The housing overhang, according to Amherst Securities Group (ASG) analysts in a report released today, is not only caused by the number of nonperforming loans currently in the market.

They said that the problem also involves the high rates at which re-performing loans are re-defaulting, aside from the relatively high rates at which deeply underwater mortgages that have never been delinquent are going two payments behind for the first time. 

The ASG analysts examined each loan in the non-agency universe a year ago, and looked at each's current status. According to ASG, many analysts and investors in the market now think that the sole problem with the housing sector lies in the large number of nonperforming loans that are currently causing an overhang or shadow inventory.

The feeling is that once those are resolved that the market will heal, the analysts said.

They agreed that nonperforming borrowers have a low probability of eventually curing. However, the ASG analysts said that the housing market problem runs much deeper.

In a previous article, they had argued that without any further governmental action, 11.5 million borrowers were in danger of losing their homes. This number includes not only nonperforming borrowers, but also a large number of performing borrowers that have compromised pay history mainly of modification programs.
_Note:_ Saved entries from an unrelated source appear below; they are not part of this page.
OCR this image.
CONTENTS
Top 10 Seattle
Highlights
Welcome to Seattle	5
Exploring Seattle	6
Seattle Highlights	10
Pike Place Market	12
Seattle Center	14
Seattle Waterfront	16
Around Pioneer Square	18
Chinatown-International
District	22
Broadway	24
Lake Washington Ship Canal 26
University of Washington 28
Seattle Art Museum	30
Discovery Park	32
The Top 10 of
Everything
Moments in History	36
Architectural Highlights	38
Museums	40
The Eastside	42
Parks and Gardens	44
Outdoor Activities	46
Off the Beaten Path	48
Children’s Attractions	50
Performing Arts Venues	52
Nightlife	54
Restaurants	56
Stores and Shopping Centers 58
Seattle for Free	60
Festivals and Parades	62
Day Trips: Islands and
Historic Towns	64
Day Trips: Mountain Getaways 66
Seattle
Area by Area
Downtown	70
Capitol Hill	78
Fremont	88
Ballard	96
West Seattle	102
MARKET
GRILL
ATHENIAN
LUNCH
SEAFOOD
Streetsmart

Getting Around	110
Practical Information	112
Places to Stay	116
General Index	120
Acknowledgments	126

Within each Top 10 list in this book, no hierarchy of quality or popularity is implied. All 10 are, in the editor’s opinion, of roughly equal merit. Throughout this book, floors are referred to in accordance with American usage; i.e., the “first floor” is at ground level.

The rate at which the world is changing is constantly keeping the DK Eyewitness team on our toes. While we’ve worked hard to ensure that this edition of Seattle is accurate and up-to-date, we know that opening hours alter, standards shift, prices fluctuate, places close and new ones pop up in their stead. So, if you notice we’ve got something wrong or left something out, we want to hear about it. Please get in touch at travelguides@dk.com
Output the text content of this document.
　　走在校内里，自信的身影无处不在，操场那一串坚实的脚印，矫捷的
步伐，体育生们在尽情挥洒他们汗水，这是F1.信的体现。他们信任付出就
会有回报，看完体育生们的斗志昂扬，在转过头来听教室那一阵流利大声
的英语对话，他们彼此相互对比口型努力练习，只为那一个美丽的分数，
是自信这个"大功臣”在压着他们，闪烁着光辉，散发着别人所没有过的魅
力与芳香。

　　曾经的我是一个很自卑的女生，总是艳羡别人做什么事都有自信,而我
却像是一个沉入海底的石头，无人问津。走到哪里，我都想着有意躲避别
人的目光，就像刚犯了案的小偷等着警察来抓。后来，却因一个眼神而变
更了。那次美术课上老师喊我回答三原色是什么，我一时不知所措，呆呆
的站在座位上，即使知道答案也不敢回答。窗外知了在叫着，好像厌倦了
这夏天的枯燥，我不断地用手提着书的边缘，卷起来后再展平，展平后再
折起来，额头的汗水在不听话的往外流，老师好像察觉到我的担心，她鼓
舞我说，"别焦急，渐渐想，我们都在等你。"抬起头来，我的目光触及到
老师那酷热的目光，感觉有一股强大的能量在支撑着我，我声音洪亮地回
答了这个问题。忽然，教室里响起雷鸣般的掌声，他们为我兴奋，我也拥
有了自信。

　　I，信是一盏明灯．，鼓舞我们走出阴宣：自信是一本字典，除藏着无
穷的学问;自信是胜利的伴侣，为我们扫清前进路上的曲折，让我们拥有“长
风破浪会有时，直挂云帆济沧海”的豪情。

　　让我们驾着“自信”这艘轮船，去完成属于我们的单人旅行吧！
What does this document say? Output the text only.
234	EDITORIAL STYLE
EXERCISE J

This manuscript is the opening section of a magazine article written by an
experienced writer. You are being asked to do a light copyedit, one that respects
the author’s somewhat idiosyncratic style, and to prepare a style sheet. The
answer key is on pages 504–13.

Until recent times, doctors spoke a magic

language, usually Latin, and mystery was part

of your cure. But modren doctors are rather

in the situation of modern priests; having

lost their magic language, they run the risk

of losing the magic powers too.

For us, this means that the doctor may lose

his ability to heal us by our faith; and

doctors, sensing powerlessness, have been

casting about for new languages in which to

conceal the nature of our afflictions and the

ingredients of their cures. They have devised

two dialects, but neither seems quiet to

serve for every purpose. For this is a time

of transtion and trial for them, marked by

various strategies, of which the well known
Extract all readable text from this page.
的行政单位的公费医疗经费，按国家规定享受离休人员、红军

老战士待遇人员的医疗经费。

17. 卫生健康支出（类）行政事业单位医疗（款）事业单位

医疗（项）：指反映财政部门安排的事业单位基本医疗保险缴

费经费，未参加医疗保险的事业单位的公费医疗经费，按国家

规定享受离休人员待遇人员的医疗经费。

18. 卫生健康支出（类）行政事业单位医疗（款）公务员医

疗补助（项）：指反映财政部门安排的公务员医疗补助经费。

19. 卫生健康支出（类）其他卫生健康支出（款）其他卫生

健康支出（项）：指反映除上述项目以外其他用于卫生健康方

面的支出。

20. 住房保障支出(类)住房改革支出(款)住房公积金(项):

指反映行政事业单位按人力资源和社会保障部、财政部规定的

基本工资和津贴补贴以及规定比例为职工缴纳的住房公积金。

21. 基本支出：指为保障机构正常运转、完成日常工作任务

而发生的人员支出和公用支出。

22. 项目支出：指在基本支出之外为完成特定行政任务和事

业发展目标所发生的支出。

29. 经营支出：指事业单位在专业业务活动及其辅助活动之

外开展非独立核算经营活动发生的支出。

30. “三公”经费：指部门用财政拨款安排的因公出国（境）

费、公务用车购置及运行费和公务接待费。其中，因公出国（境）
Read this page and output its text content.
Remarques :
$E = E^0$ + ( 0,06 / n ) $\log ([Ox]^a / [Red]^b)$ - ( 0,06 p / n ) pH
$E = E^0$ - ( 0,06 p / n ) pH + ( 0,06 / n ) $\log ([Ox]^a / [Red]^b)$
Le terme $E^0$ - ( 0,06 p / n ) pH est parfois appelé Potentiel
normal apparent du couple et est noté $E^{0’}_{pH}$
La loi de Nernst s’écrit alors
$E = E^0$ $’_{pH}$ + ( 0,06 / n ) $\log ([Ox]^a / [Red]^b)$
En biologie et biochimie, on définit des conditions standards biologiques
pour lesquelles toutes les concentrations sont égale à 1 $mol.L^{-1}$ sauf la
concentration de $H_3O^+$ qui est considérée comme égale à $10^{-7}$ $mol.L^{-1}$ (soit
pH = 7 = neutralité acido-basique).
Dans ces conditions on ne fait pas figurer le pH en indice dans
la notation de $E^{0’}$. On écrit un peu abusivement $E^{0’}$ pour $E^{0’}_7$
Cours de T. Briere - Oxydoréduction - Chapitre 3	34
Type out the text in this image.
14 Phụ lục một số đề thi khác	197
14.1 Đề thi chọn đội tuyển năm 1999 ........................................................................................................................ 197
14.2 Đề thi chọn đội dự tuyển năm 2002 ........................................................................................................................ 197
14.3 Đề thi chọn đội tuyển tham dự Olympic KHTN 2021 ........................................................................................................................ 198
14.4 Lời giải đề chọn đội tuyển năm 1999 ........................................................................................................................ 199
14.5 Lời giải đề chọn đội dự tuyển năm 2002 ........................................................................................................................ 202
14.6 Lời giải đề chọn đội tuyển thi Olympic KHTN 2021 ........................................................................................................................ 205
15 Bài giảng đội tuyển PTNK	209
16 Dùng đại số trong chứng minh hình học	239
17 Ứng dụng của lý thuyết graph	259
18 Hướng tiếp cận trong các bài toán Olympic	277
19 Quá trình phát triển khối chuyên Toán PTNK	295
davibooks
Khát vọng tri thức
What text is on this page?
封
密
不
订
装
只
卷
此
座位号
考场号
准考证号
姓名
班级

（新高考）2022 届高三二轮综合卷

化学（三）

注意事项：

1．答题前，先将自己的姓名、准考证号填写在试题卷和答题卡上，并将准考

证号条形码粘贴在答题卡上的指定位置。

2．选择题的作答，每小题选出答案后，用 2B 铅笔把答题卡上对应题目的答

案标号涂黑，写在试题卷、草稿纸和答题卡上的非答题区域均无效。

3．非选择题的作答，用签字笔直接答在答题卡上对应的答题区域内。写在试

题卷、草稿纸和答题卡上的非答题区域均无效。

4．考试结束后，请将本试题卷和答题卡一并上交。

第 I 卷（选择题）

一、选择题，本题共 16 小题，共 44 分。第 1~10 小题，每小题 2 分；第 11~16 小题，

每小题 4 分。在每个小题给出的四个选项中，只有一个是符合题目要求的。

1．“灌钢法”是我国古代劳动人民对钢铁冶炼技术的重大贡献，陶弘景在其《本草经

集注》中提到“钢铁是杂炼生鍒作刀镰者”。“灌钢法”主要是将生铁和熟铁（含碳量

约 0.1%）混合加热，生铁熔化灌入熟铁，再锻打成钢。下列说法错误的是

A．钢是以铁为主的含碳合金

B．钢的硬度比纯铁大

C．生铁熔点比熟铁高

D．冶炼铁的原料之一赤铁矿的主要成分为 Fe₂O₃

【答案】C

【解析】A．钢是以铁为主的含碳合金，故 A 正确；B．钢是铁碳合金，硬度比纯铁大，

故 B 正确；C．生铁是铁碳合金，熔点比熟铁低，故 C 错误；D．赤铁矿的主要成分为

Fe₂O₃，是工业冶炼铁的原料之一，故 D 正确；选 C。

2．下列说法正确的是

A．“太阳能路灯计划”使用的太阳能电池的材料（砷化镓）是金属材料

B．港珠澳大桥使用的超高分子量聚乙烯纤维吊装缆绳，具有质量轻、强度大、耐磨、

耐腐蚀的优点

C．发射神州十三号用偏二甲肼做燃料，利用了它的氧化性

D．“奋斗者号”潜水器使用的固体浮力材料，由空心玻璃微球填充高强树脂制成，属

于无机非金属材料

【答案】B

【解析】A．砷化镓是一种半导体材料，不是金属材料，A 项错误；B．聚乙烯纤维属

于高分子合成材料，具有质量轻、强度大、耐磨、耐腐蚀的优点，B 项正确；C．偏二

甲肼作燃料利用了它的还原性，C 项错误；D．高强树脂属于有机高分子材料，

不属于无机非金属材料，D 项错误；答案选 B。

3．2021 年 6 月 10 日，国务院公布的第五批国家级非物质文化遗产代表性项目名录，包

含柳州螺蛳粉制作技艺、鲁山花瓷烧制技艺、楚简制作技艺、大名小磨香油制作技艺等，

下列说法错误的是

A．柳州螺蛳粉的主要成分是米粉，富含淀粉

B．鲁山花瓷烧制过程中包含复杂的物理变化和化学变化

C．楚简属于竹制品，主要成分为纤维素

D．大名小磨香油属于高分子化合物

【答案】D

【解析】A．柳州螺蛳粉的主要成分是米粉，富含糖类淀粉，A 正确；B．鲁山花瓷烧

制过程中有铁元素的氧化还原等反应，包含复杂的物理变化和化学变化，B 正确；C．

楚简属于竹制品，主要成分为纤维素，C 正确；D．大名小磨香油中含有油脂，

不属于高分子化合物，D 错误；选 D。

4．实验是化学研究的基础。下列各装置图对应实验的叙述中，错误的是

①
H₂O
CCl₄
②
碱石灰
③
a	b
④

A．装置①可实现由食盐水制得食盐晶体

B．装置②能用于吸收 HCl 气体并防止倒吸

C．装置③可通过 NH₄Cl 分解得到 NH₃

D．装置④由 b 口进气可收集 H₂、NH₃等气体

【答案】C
It is notable, they said, that re-performing borrowers are re-defaulting at a rapid rate and will continue to do so. Furthermore, borrowers with good pay histories who are considerably underwater have shown that they, too, have a reasonable probability of transitioning to default  or going 60+ days delinquent.

However, ASG researchers said that many bond investors, and a number of housing analysts, are still focusing only on nonperforming loans. These buyers and analysts have ignored the existence of re-performing loans and seriously underwater borrowers. In other words, ASG researchers said that the market is underestimating the housing problem as well as the potential losses to bondholders if further policy actions are not taken.

ASG analysts looked into these areas in the newly issued report, using as a test case today’s non-agency market versus where it was one year ago. They examined the fate of loans in each of the nonperforming, re-performing, and always performing buckets.  The analysts looked up where each loan was a year ago and then tracked where it is now.